Weird 301-redirect to http from https only happening with CF as proxy on /wp-admin on www subdomain

Question

I have a wordpress blog on an EC2 instance on AWS using the AMI image aws-marketplace/bitnami-wordpress-6.3.2-6-r09-linux-debian-11-x86_64-hvm-ebs-nami-7d426cb7-9522-4dd7-a56b-55dd8cc1c8d0

In cloudflare both blogdomain.com and www.blogdomain.com goes towards the EC2 instance, and currently I don't force any redirect from "naked" subdomain to www or opposite.

Most of the site works fine and equally on both blogdomain.com and www.blogdomain.com.

However, on /wp-admin/ I receive an ERR_TOO_MANY_REDIRECTS, but only on the www subdomain. Here you can see the result of a curl request to both domains.

HTTP/2 301 
date: Fri, 03 Nov 2023 18:02:09 GMT
location: http://www.blogdomain.com/wp-admin/
cache-control: max-age=3600
expires: Fri, 03 Nov 2023 19:02:09 GMT
report-to: {"endpoints":[{"url":"removed"}],"group":"cf-nel","max_age":604800}
nel: {"success_fraction":0,"report_to":"cf-nel","max_age":604800}
server: cloudflare
cf-ray: removed

HTTP/2 302 
date: Fri, 03 Nov 2023 18:02:25 GMT
content-type: text/html; charset=UTF-8
location: https://blogdomain.com/wp-login.php?redirect_to=https%3A%2F%2Fblogdomain.com%2Fwp-admin%2F&reauth=1
expires: Wed, 11 Jan 1984 05:00:00 GMT
cache-control: no-cache, must-revalidate, max-age=0
x-redirect-by: WordPress
cf-cache-status: DYNAMIC
report-to: {"endpoints":[{"url":"removed"}],"group":"cf-nel","max_age":604800}
nel: {"success_fraction":0,"report_to":"cf-nel","max_age":604800}
server: cloudflare
cf-ray: removed
alt-svc: h3=":443"; ma=86400

I've tried to narrow this down, and the redirect from https to http at /wp-admin/ isn't caused by Wordpress, in fact, the reason it ends up in a redirect loop is because Wordpress is the one redirecting back to https, while CF seems to be the one insisting it should be http://.

Full SSL for the domain is enabled in Cloudflare and there are no page rules or workers active for the domain that would cause any redirect from https to http.

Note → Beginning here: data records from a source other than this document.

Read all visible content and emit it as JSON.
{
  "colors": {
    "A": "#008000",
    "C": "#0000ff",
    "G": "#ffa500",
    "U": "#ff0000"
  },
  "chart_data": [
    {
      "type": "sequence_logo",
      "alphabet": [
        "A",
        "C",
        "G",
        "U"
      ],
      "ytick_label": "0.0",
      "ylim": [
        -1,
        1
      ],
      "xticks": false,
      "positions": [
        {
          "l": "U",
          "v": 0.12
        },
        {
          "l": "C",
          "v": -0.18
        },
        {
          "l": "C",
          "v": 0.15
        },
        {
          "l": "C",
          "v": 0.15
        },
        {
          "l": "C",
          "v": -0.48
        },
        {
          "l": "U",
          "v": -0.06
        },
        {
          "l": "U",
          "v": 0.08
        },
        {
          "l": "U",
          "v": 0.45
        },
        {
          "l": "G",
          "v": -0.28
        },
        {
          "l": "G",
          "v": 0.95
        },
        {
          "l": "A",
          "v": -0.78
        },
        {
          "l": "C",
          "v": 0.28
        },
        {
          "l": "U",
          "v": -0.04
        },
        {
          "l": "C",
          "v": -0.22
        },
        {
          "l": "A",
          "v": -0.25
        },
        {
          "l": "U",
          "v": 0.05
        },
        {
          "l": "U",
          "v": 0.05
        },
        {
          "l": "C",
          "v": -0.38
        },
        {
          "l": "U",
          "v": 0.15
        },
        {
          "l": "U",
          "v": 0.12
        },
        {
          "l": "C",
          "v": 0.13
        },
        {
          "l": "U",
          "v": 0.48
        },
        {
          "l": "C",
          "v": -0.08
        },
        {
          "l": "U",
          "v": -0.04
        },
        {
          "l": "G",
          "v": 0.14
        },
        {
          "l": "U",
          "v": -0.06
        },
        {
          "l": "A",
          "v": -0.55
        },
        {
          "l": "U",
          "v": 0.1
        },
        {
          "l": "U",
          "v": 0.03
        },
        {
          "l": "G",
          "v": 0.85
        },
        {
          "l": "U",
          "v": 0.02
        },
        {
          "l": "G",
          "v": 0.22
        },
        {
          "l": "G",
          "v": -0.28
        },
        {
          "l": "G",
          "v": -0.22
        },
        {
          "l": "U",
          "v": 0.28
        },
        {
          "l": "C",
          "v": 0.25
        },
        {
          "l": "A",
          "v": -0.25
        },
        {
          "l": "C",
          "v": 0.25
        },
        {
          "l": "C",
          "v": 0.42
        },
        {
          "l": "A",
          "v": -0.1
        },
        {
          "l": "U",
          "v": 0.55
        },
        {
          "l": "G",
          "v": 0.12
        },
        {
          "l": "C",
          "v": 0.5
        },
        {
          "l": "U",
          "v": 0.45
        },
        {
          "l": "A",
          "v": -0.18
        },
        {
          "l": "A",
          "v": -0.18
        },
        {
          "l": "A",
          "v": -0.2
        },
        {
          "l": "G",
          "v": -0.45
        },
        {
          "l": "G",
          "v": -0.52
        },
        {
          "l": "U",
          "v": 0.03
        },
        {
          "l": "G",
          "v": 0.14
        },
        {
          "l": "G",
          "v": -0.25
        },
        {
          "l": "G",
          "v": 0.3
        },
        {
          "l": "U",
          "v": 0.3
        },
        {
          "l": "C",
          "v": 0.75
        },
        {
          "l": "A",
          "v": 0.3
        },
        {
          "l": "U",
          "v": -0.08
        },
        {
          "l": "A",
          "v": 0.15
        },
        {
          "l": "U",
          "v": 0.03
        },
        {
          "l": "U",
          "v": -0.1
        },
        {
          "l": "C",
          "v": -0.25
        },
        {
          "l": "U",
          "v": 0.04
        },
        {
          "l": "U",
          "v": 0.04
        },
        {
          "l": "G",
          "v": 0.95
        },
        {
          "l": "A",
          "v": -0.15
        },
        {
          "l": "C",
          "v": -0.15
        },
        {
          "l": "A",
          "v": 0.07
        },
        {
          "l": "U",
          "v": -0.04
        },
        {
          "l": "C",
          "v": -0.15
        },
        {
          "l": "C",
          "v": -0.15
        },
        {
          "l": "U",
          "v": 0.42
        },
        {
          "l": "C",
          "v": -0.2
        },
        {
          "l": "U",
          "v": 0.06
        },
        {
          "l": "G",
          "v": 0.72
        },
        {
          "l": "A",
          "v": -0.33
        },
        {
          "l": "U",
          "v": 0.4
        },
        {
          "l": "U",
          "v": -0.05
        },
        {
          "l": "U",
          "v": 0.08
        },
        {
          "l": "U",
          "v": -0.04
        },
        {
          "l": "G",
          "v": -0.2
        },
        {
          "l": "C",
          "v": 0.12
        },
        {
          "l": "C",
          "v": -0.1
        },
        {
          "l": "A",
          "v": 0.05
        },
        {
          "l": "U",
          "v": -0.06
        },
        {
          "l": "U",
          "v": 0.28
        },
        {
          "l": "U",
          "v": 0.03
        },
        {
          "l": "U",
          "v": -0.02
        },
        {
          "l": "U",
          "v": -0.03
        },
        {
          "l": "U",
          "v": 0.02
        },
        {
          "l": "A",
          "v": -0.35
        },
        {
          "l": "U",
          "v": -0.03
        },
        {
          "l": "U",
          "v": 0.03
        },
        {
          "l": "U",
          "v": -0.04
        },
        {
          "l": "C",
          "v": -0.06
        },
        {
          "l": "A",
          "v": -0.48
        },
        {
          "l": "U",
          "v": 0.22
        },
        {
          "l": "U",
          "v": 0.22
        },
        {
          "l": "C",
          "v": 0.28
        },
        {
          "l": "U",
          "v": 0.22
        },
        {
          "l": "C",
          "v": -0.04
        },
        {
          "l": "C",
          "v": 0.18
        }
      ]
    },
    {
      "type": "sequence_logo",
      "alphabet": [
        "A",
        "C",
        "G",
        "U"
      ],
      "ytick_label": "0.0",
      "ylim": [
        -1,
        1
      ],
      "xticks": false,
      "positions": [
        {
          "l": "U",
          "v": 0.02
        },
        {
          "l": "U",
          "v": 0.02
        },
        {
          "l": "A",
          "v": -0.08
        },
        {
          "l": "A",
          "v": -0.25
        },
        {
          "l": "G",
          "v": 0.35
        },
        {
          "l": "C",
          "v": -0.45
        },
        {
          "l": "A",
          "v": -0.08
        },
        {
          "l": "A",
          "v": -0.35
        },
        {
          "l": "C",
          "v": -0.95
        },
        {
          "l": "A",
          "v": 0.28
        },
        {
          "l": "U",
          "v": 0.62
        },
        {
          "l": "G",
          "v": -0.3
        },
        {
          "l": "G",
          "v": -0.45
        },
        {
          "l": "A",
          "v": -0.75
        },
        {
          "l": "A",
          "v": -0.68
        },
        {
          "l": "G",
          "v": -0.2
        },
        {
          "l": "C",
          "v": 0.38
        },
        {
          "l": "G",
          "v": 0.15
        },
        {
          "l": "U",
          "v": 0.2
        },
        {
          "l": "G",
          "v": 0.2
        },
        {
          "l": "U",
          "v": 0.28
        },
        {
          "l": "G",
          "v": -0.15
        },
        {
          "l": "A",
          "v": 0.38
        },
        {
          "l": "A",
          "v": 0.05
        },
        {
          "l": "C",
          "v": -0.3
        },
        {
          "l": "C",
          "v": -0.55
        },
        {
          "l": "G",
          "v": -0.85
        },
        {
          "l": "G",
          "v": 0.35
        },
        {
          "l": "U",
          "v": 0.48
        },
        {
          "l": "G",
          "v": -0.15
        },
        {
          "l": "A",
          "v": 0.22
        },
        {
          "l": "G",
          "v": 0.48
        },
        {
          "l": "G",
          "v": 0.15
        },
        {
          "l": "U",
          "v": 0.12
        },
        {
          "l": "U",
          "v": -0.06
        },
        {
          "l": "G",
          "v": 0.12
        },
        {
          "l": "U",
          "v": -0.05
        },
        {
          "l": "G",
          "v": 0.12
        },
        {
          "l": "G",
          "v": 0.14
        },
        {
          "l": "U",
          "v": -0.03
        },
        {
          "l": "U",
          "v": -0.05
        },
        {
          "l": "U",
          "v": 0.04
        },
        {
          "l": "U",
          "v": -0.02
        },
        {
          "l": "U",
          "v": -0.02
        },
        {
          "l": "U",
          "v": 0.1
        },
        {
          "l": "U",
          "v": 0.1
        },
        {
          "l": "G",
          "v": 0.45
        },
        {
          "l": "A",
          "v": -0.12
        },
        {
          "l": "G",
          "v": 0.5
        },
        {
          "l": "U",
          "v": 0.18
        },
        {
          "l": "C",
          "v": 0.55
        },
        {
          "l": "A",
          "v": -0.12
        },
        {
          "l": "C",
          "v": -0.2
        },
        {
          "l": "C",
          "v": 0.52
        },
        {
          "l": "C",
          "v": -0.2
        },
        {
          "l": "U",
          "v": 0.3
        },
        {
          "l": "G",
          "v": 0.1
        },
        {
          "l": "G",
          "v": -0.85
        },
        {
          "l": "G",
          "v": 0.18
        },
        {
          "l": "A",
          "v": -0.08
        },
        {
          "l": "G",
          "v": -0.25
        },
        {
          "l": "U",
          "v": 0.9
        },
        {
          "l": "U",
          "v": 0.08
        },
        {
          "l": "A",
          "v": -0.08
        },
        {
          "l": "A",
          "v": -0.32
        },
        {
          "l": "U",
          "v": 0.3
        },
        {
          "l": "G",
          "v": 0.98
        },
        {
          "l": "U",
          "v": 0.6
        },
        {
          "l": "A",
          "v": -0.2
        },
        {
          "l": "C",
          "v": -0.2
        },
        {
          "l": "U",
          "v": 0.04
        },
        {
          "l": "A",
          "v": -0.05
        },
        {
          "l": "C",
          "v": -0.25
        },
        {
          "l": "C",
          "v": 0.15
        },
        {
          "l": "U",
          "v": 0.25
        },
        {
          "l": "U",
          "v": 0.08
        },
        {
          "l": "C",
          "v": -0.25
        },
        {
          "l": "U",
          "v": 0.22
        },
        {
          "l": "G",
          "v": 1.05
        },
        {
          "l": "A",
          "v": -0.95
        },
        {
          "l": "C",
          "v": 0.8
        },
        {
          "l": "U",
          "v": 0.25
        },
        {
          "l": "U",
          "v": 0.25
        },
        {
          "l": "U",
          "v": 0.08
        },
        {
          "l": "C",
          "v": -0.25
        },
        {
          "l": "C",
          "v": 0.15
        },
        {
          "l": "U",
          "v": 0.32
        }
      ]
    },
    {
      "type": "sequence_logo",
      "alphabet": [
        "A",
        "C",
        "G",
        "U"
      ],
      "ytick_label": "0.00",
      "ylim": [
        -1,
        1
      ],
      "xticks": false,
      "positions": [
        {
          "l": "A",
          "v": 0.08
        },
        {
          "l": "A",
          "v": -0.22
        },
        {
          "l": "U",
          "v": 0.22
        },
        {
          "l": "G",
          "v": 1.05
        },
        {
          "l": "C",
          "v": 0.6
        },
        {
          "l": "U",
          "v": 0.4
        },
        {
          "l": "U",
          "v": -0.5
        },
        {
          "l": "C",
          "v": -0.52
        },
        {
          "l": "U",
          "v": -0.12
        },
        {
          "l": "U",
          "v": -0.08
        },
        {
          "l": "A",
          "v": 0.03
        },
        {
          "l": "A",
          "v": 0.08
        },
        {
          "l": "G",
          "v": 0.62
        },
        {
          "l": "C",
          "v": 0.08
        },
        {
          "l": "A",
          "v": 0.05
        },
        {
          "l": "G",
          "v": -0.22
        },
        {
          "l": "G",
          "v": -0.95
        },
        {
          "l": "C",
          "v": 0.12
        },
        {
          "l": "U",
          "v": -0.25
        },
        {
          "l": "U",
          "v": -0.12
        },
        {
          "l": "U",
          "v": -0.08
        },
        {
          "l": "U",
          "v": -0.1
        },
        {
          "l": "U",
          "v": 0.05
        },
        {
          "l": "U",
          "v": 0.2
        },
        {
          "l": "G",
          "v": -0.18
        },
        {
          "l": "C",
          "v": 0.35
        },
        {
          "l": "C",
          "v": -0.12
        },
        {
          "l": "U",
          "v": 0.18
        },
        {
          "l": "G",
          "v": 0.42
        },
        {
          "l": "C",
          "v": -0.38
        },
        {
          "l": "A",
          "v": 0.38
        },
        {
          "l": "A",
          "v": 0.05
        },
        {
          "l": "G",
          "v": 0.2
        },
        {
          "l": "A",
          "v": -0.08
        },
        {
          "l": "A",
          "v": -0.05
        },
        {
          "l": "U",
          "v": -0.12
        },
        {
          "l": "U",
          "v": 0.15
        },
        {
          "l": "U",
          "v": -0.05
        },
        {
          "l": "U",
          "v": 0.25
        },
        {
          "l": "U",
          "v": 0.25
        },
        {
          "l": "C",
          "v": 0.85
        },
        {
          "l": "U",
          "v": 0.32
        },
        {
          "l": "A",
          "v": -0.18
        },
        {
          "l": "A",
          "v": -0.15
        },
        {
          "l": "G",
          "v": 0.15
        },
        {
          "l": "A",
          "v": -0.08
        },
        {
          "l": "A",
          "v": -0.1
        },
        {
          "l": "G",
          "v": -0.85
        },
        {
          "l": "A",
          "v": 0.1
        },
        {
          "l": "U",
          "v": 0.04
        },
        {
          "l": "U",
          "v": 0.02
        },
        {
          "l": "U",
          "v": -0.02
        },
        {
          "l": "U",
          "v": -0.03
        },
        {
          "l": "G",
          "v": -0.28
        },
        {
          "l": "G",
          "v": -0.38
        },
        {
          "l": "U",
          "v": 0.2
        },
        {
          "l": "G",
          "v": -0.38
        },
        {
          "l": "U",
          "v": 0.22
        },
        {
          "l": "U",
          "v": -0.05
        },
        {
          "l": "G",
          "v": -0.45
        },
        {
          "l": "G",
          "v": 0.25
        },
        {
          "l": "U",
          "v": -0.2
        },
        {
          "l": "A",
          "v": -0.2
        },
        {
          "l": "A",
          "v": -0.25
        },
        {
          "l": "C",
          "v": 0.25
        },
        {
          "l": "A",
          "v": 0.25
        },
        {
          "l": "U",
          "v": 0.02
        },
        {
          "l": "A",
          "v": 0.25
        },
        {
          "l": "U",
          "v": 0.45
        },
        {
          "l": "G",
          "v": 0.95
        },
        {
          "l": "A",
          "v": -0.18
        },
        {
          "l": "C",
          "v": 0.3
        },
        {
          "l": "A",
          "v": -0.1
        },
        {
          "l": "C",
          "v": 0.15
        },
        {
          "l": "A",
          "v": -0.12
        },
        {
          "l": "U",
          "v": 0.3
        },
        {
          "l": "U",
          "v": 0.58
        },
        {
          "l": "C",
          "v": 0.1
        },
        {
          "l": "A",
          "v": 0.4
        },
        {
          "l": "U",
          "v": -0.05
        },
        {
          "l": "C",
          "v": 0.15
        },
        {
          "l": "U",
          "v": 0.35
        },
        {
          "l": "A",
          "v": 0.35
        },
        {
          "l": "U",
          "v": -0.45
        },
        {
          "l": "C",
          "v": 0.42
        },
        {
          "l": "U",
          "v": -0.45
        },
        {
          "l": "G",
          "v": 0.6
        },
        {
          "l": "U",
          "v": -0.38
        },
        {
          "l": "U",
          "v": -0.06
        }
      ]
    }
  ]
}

If I add <ip address> www.blogdomain.com in my /etc/hosts (thus bypassing Cloudflare entirely) it just works, no redirect loop occurs, and I'm able to use the admin panel on the www-subdomain.

So for whatever reason it seems this redirect is somehow happening in Cloudflare, and only for /wp-admin/*, which I feel makes no sense, since it's set up to serve https, so if anything CF should redirect from http to https, not the other way around like it does now...

I'm at a loss here on what to do next, could it really be some sort of bug in CF causing this? I've tried to look through all the settings pages multiple times, without finding anything configured that could be the culprit of this.

I've also purged the CF cache numerous times as I've debugged this.

I would really appreciate any kind of help here!

Answer 1

Seems this may have been caused by a Cloudflare page rule I had disabled earlier in the day. The rule was SSL off for wp-admin. It seems it stuck around in some cache, even though I purged the cloudflare cache numerous times in the hours after I had disabled it.

Either way, it worked after the weekend.